Seeing your stats at the end of each workout is really satisfying, and it makes you want to push harder to hit even higher numbers. The punch counter is a huge motivator when your arms are on fire, you’re out of breath and you feel like you can’t throw even one more punch, but somehow do. I was once so disappointed when I finished a workout with 1900 punches and thought about how if I could’ve hit 2000. I made a mental note for next time.

Boxing has always been the workout that delivers the best results for me. It gives me the best cardio and endurance workout, the best physical results in terms of toning my muscles and building strength and the best mental benefits, helping me relieve stress and clear my mind. And FightCamp allowed me to tap into all of that right in the comfort of home during a time when getting those benefits in a boxing gym isn’t an option.
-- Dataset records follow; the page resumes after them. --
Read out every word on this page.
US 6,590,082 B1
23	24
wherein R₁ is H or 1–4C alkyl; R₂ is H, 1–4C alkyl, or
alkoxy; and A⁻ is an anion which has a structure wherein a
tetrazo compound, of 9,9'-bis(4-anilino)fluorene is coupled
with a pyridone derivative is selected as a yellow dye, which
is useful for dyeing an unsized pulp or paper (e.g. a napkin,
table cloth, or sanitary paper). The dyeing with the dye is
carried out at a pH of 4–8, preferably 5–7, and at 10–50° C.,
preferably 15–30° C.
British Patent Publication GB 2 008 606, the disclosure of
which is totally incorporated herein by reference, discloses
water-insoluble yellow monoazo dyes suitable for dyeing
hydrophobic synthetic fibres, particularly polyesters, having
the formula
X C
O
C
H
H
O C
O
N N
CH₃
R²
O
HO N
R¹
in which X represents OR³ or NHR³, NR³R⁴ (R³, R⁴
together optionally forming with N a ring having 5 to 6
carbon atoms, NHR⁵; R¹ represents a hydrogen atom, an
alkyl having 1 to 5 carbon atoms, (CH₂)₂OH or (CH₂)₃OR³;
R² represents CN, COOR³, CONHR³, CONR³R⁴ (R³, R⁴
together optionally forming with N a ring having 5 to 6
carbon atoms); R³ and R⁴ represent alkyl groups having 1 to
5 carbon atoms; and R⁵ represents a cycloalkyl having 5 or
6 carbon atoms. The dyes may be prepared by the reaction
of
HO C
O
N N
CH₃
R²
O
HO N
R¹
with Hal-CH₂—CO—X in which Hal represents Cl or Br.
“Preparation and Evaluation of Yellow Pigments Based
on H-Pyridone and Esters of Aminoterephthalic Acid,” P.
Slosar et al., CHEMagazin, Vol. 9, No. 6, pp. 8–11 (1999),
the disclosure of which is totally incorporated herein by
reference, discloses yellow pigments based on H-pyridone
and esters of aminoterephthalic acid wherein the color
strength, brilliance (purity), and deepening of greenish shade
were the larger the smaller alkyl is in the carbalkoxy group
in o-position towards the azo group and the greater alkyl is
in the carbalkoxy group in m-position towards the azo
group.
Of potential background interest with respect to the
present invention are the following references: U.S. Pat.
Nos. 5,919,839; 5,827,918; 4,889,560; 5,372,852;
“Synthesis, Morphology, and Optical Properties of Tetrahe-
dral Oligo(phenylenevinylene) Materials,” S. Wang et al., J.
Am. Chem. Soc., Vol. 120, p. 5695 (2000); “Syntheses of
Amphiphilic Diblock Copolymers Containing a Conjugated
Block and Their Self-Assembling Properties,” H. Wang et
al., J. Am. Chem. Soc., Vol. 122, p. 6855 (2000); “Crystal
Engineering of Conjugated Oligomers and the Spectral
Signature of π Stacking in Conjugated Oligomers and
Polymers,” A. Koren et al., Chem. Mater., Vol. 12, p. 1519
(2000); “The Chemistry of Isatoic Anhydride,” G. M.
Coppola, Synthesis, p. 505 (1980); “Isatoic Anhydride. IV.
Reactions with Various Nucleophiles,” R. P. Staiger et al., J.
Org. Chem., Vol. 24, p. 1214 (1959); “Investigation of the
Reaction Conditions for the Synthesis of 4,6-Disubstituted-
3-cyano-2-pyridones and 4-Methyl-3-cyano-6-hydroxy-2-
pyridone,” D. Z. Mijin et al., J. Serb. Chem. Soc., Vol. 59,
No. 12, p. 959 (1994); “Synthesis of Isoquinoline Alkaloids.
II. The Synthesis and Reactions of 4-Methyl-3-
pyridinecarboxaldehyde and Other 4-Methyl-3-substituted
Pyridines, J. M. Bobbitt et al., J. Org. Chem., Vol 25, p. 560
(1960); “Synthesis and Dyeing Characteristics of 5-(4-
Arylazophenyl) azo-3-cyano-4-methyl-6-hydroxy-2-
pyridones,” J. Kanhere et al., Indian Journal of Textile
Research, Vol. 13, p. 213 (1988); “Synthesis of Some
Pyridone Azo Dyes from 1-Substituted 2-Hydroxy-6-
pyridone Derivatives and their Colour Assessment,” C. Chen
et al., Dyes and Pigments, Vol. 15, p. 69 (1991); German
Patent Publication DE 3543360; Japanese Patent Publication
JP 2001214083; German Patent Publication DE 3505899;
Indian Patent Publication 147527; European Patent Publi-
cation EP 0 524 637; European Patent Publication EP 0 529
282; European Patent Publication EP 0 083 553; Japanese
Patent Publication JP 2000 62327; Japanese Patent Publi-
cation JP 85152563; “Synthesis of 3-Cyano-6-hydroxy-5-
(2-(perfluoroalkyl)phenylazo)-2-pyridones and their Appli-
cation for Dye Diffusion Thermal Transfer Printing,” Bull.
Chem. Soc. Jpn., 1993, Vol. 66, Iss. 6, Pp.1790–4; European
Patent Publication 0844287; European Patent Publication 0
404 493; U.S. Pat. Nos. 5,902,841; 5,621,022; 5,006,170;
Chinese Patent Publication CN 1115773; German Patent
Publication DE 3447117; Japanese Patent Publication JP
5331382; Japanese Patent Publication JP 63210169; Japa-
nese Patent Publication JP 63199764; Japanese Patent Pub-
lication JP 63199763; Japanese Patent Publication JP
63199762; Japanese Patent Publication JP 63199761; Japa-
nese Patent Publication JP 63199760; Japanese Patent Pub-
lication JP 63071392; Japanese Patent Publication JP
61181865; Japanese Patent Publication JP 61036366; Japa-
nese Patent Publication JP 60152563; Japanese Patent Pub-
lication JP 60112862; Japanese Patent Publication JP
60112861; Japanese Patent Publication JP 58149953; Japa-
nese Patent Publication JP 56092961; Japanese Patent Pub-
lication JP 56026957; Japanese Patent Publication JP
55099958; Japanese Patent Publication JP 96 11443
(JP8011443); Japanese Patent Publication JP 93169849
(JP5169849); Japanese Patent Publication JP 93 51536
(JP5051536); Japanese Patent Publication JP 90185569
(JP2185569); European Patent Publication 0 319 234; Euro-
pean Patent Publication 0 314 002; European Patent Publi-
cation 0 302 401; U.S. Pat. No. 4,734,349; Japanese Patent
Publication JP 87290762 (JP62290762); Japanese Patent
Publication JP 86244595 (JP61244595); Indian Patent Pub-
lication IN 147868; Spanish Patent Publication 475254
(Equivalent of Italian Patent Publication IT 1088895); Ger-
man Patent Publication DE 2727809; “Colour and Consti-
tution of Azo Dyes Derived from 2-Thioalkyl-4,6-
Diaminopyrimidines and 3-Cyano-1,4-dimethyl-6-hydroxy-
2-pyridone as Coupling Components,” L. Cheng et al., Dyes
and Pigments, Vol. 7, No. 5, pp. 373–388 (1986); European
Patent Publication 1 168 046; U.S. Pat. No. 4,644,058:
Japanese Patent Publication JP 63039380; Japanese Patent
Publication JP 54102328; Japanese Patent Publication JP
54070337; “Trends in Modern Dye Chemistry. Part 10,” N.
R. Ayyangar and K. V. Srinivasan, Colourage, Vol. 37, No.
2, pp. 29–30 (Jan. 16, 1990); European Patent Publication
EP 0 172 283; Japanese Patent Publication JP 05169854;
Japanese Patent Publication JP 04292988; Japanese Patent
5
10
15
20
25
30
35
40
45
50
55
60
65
In just two weeks of using the program, I’m starting to see definition in my arms, back and core that I hadn’t quite been able to chisel out with other workouts. And I feel stronger (mentally and physically), less frazzled and more in control of my body and my mental state. I still haven’t dug into the full extent of the workouts, but I plan to try out some of the more intense classes that bring plyometrics into play.

When I toss off my gloves and snooze my trackers, I feel that high I once had walking out of a boxing class in New York City. For me, that feeling is worth every penny.

Connected fitness equipment is expensive, and the cost is a pretty substantial barrier to entry for most people. You also need space and a lot of it — a boxing bag isn’t a small piece of equipment you can tuck under your bed when not in use. So this may not be the best option for someone living in a studio apartment. That being said, if you’re a big boxing fan and the real estate is worth it to you, the monochromatic color scheme is aesthetically pleasing enough.

Like any boxing workout, it can be easy to fall into bad form, especially as you tire. It’s possible to throw punches and kicks incorrectly, and it doesn’t feel good when you do. Without a trainer there to keep an eye on your form, it’s all on you to make sure you maintain it throughout the workout as your muscles fatigue. At one point I began to feel it a bit in my shoulders, so I mentally readjusted and made sure I was using my legs to power my punches more. I recommend going slow and taking the time to watch each short instructional video to learn proper form before diving in.